Mocean makes leap to television screen
New Scotland Pictures at home making 'emotionally powerful' TV
By Elissa Barnard / Arts Reporter
DIRECTOR Charlie Cahill has taken his love of dance into film, and profiles Halifax's new troupe, Mocean Dance, in a half-hour TV special airing on Bravo! Monday, 9 p.m.
Cahill, of New Scotland Pictures, follows Mocean as they rehearse and perform their debut show, Quintecentric, in Halifax last fall.
The film focuses on performance from stage shots of Howard Richard's edgy piece with dancers in red slips pushing each other down, to a sinuous duet shot by Dean Skerrett at Bayswater Beach.
The viewer gets to see brief clips of the five dancers working with Howard Richard, who pushed them into darker emotions and sliding into water on stage, Andrea Leigh-Smith, the self-described "local girl" making an urban, aggressive, percussive piece and Allen and Karen Kaeja, who first gave the dancers pen and paper and asked them to write out their most significant memories, and then create a movement language from that.
"We don't just set movement on them, we pull movement from them," says Karen Kaeja.
"Halifax, Nova Scotia is very lucky to have them not only coming from here but wanting to be here and establish themselves here," says Allen Kaeja.
Cahill first met Mocean's dancers Lisa Phinney and Sarah Rozee when he shot Nova Scotia Ocean Fantasy with them and Rhapsody Quintet, his first piece of dance integrated with music and shot outdoors.
Two years ago he sat down with dancer Alicia Orr to discuss a show featuring her.
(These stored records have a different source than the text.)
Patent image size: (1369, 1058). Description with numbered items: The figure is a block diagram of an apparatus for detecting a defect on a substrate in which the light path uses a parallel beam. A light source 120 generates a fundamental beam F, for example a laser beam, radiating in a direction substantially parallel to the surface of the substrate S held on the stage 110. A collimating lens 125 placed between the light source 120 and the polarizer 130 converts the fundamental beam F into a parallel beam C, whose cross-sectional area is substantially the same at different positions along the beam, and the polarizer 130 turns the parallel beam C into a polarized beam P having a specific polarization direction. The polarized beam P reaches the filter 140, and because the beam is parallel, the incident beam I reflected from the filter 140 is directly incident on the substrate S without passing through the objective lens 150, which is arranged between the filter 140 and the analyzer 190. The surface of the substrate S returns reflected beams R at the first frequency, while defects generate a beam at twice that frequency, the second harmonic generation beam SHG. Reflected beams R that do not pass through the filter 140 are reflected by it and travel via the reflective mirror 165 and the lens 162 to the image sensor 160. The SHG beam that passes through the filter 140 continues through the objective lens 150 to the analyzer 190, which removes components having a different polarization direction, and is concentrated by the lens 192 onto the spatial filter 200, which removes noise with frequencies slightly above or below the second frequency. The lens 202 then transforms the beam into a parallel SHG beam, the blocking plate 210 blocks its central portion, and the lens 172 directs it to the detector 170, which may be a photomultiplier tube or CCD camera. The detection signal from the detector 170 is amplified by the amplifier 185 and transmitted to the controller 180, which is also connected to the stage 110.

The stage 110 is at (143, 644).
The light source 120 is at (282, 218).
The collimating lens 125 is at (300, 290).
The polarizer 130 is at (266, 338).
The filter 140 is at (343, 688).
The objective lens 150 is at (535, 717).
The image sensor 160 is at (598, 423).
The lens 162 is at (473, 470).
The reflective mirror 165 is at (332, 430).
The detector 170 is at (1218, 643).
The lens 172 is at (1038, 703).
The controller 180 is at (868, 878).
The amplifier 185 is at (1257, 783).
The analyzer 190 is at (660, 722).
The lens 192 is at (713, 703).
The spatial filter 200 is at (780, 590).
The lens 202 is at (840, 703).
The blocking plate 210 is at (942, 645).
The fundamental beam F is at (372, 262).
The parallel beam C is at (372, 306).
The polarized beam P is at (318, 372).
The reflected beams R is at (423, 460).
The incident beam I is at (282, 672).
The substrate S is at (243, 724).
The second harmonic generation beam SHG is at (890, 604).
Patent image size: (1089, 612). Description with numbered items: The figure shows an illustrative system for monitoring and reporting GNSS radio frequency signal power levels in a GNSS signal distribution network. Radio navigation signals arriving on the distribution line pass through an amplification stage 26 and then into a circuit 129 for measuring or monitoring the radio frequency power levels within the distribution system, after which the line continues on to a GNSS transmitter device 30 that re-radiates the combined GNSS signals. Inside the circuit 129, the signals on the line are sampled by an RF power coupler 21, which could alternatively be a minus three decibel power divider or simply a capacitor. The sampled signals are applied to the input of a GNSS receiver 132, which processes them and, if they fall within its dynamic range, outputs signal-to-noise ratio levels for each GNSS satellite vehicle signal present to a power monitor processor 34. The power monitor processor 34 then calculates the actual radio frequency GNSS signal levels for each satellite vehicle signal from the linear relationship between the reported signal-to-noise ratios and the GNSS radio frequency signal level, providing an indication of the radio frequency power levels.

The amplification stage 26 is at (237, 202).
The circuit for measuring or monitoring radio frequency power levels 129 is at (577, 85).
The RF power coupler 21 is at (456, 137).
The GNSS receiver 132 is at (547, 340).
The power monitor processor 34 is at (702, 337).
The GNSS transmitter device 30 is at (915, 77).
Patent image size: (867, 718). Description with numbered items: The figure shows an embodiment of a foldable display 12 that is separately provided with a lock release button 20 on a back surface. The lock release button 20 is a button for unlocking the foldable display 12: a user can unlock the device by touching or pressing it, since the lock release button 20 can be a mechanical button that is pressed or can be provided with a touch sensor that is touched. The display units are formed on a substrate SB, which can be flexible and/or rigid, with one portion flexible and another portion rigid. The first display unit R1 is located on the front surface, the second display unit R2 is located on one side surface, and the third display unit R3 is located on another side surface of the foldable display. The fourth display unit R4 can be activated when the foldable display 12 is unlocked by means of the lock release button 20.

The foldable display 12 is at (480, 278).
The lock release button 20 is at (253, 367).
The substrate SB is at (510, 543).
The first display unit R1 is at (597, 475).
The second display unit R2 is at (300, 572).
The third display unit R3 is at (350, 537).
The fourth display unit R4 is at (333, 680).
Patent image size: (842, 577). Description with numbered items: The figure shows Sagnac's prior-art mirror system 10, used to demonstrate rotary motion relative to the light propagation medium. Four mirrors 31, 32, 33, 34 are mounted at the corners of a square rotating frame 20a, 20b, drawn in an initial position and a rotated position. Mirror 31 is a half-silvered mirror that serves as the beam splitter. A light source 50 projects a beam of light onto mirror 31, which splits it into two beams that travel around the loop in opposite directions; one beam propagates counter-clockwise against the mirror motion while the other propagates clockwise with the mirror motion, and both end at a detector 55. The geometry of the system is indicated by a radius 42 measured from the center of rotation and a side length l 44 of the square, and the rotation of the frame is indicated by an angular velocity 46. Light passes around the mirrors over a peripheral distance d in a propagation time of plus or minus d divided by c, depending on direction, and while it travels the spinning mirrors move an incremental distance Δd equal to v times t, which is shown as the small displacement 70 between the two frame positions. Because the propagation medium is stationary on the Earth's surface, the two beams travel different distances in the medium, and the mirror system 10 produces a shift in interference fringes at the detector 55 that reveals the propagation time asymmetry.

She told him about her new project, Mocean Dance, a dance company formed by Halifax Dance students who'd gone away to train and come back home. Also in the company are Carolle Crooks and Sara Harrigan.
Cahill was first excited by the idea of putting dance on TV with the camera moving all over the place, even outdoors, instead of at stage front when he first watched the BravoFact clips that featured contemporary dance shot as if it were in a music video.
The dance "became much more dynamic."
"Dancers are athletes; it's strong, young beautiful bodies and beautiful music and if it's properly edited it's just emotionally very powerful television."
New Scotland Pictures is the only production company in Atlantic Canada that creates performing arts programming exclusively. The company's music specials include The Barra MacNeils' Celtic Chrismas, which aired last month on PBS in the United States.
New Scotland recently produced a music video for 60WattVAMP. Among its arts and music based projects in development is a series of dance performance programs.
The TV special repeats on March 8, 8:30 p.m., and Cahill plans to distribute it internationally.